The time away reignited my commitment to writing, but it also helped me face my own resistance (hello, self!). Time and again, I realize that willpower alone isn’t enough to write; I need a schedule. How about you? Tell me what you’re working on, and what you’d like to accomplish.
disrupting art histories
This week Kristen and I went to the Legion of Honor in San Francisco to see the special exhibition “I am Speaking, Can You Hear Me?” by Wangechi Mutu, an artist who calls both Nairobi and New York home. Mutu’s works, dispersed throughout the galleries—built for the showcase of European art from antiquity through Impressionism—“challenge colonialist, racist, and sexist worldviews with her visionary projection of an alternate universe informed by Afrofuturism, post-humanism, and feminism.”

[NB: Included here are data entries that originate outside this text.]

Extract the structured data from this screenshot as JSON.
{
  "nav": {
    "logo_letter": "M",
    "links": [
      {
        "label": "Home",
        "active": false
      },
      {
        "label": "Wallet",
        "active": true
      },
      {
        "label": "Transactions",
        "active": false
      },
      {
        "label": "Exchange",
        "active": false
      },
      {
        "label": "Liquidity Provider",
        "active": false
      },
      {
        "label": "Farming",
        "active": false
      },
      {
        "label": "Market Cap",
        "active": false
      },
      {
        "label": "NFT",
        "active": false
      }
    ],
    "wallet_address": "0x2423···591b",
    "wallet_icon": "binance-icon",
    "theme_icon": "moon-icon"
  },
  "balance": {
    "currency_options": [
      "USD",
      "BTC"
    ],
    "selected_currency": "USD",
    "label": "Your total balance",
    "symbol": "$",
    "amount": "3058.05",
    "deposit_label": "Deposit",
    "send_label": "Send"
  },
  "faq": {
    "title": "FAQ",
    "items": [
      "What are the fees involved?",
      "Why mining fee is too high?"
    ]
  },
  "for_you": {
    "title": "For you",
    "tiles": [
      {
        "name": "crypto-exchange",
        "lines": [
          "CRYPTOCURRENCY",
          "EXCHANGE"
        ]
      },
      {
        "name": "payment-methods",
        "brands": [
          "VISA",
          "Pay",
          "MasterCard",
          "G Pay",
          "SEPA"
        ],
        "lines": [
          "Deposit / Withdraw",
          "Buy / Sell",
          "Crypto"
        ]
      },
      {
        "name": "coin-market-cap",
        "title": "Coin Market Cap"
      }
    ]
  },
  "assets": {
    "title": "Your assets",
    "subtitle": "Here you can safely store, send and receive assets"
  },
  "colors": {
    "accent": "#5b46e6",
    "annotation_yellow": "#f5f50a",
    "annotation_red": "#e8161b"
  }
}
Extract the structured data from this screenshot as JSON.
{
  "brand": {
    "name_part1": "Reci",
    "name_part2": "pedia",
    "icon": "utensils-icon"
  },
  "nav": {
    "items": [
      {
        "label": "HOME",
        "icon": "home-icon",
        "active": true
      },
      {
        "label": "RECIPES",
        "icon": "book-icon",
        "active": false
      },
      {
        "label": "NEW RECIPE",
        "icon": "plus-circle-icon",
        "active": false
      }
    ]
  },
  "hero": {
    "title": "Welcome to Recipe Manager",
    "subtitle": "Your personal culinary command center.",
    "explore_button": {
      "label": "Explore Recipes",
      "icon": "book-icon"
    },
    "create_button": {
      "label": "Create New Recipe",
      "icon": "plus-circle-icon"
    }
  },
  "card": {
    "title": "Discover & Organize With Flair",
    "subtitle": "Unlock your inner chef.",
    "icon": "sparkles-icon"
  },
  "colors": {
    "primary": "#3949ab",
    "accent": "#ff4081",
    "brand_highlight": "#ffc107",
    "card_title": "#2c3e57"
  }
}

“Disrupting [Auguste Rodin's] The Thinker’s splendid isolation in the Legion’s neoclassical Court of Honor are two bronze Shavasana figures, limp blanketed bodies with polished nails and bright colored stilettos… they both question and reframe the historical context of his creation… in terms of ‘the violence and bloodshed of colonial invasion and exploitation’…”
On exhibit through November 7, 2021.
litquake & lit crawl
Litquake runs October 7 – 23 with 80+ events featuring 300 authors both virtually and in-person at San Francisco venues like the Contemporary Jewish Museum and Yerba Buena Gardens. I registered for FREE tickets for two sessions:
Come Fly the World: The Jet-Age Story of the Women of Pan Am with author Julia Cooke:
“They were college-educated, spoke two languages and would come to play important roles on the world stage while breaking down barriers to gender equality.”
Escaping into Books with Lauren Hough and Julia Scheeres:
“Lauren Hough to discuss her new book Leaving Isn’t the Hardest Thing. In it, she describes memorable parts of her remarkable life— from her life as a “don’t ask” gay person in the military, to her childhood spent in the violent Children of God religious cult. To shed those memories and adjust to life, Hough says ‘I read everything I could get my hands on. I hid in books.’ Sharing both her writing passion and her childhood in a cult, author Julia Scheeres (author of the New York Times bestselling memoir Jesus Land) will be in conversation with Hough.”
As I have a brother who has been in a religious cult for 35 years, I read and loved both books. (Jesus Land: A Memoir is one of my all-time favorites!)
I’ve already planned to visit cousins in San Francisco's Mission District (my old stomping grounds), so we're heading to Lit Crawl, described as “a one-night literary pub crawl… in venues usual (bars, cafes, galleries, and bookstores) and unusual (police stations, tattoo parlors, barbershops, and laundromats).” Saturday, October 23, 5 – 9 PM. See you there!